Fui a El Salvador para formar parte de un jurado de
pintura. Encerrado en el hotel conversaba con intelectuales
y artistas, e invitado por ellos fui a contemplar
el Izalco. Salí la última vez para asistir
a la fiesta que el Ministro de Cultura daba a los
miembros de los jurados. Esta tuvo lugar en un sitio
alto en la periferia de la ciudad.
Al finalizar la comida, la poetisa
hondureña Clementina Suárez sugirió
que hiciéramos uso de la palabra los que estábamos
allí. Se empezó en orden, todos hablaban
con gran fluidez; el poeta Alberto Velásquez,
Arturo Agüero, Pablo Antonio Cuadra y otros,
sus palabras me parecían profundas y llenas
de sentido, aunque no las recuerdo.
Se me acercaba el turno de dirigirme
a mis compañeros, a mi lado Salarrué
hablaba con exaltación de problemas relacionados
con el alma, yo tenía la mente en blanco, mejor
dicho, se establecía en- mí una lucha;
o seguía escuchando al escritor, o realizaba
un esfuerzo de concentración para planear mi
discurso. Tomé otro cognac, pero seguía
sin ideas, sin embargo, decía en mi interior,
ese pensamiento que no visita ahora mi cerebro es
como las luces de la ciudad, que frágiles como
el hombre que define Pascal, son almas que vigilan
con su conciencia el caos nocturno de donde surgen.
Pero inmediatamente volvía a sentir la dolorosa
amenaza de que, en un momento dado que parecía
inminente, se volvieran todas las miradas hacia mí
para escucharme.

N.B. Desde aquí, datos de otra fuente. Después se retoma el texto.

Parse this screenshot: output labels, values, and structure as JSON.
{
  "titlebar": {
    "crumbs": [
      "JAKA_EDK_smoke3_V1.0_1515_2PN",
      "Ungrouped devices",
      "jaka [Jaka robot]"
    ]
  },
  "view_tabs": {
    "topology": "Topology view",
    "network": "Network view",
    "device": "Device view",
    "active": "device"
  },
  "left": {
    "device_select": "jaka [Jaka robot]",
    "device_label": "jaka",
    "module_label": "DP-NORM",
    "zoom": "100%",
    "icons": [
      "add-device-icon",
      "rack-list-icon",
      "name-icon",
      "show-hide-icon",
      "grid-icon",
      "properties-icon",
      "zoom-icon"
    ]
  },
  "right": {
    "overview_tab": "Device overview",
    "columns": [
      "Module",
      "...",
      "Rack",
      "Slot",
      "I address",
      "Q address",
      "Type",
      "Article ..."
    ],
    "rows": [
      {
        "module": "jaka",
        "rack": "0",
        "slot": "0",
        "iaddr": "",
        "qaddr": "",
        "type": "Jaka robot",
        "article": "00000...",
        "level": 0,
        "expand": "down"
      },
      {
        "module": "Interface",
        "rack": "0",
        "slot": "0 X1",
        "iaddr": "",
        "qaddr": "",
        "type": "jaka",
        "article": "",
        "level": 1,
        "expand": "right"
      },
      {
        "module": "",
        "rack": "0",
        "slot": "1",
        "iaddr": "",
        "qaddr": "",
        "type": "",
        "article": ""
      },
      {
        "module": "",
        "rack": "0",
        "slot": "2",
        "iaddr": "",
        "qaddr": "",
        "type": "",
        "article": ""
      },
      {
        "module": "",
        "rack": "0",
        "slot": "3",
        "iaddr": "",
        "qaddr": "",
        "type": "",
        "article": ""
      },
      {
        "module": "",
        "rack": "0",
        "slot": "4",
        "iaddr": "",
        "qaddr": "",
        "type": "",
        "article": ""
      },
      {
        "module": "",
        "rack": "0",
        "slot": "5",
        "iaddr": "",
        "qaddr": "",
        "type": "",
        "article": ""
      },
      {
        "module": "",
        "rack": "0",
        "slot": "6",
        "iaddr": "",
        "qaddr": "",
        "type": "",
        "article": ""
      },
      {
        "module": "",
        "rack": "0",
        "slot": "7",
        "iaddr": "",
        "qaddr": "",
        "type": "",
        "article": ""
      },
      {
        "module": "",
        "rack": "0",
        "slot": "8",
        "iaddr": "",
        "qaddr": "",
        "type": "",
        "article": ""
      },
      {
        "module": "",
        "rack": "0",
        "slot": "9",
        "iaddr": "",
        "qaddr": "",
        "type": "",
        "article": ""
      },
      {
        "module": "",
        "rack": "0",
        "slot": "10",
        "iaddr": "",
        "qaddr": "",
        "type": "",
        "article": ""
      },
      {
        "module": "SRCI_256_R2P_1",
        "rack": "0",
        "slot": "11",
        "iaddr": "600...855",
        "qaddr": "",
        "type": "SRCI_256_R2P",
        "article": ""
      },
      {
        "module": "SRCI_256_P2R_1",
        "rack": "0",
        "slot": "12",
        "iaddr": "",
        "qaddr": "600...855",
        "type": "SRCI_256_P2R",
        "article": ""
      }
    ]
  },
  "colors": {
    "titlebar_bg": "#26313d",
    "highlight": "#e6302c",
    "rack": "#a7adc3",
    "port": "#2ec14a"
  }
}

Pensé en la divina providencia
que podía enviar un movimiento sísmico
en aquel suelo sembrado de volcanes, y le pedí
a Dios que se presentara algo súbito y me librara
de lo que iba a suceder, pero fue el diablo el que
me oyó, porque en aquel instante, entre las
luces pálidas de la ciudad se levantaron unas
enormes llamaradas.
—Un incendio, gritaron, y todos
nos asomamos a la terraza abierta. Serafín
Quiteño se sentía Nerón. Se quemaba
el edificio de Correos.
Cuando vi el Izalco, estaba rodeado
por un parque hecho con fines de turismo. El volcán
domesticado nos brindaba pequeñas explosiones,
eran comedidas y sin peligro, como si éste,
se hubiera dejado sobornar por la Junta Nacional de
Turismo.
Había conocido el Izalco,
desde el mar, se me presentó una noche envuelto
en su propio fuego. Desde la borda el Izalco era un
nido de relámpagos.
—Qué admirable negocio,
dijo el contramaestre, sería anunciar una serie
de "Tours" al infierno empezando por ejemplo
por la laguna Etigia. La propaganda sería fácil
añadió, bastaría con utilizar
una mínima parte de lo que se ha escrito sobre
este lugar por los que nunca han estado allí.
En nuestro grupo una estudiante de
filosofía hizo notar el peligro de pasar por
ciertos lugares.
—Hay cosas que si las miramos
nos hacen cambiar, y no volvemos a ser lo que antes
éramos, y con una bella voz matizada por la
indignación, continuó.
—Hacer turístico el infierno equivale
a destruirlo, lo turístico es por definición
pasajero y el infierno es eterno. Además, si
se llega allí es para vivir como protagonista
y no como espectador.
La verdad, exclamó el contramaestre
para mostrar su sentido del humor, la tierra es un
infierno, por eso ando en el mar.
El barco en que íbamos era
un pequeño infierno y un breve cielo bajo el
temblor de las constelaciones.
Este libró se titula "Francisco
y los caminos", porque los abarca todos, tenía
que situar mis andanzas, y así lo hice. Escribo
cosas sin importancia. Algunas de las gentes que encontré
en mis viajes, tenían una vida con más
color y claroscuro, con más drama que mi pálida
existencia. Esos hombres y mujeres dejaron en mi libro
muchas de sus palabras agitadas, su llanto, su prolongado
silencio, su algarabía, y la plástica
de su perfil en la sombra.
No importa la geografía en
donde nacen mis memorias, a veces son países
donde viví el recuerdo de mis experiencias,
y descubrí todo su alcance.
He vuelto a los mismos libros muchos
años después, donde gentes que pasaron
fugazmente por algún capítulo, vuelven
a aparecer. Entre más lejanos, con más
vigor se destacan en el tiempo. Evocarlos es devolverme
para recuperar lo que se había hecho niebla
e incorporarlo a los fantasmas que viven.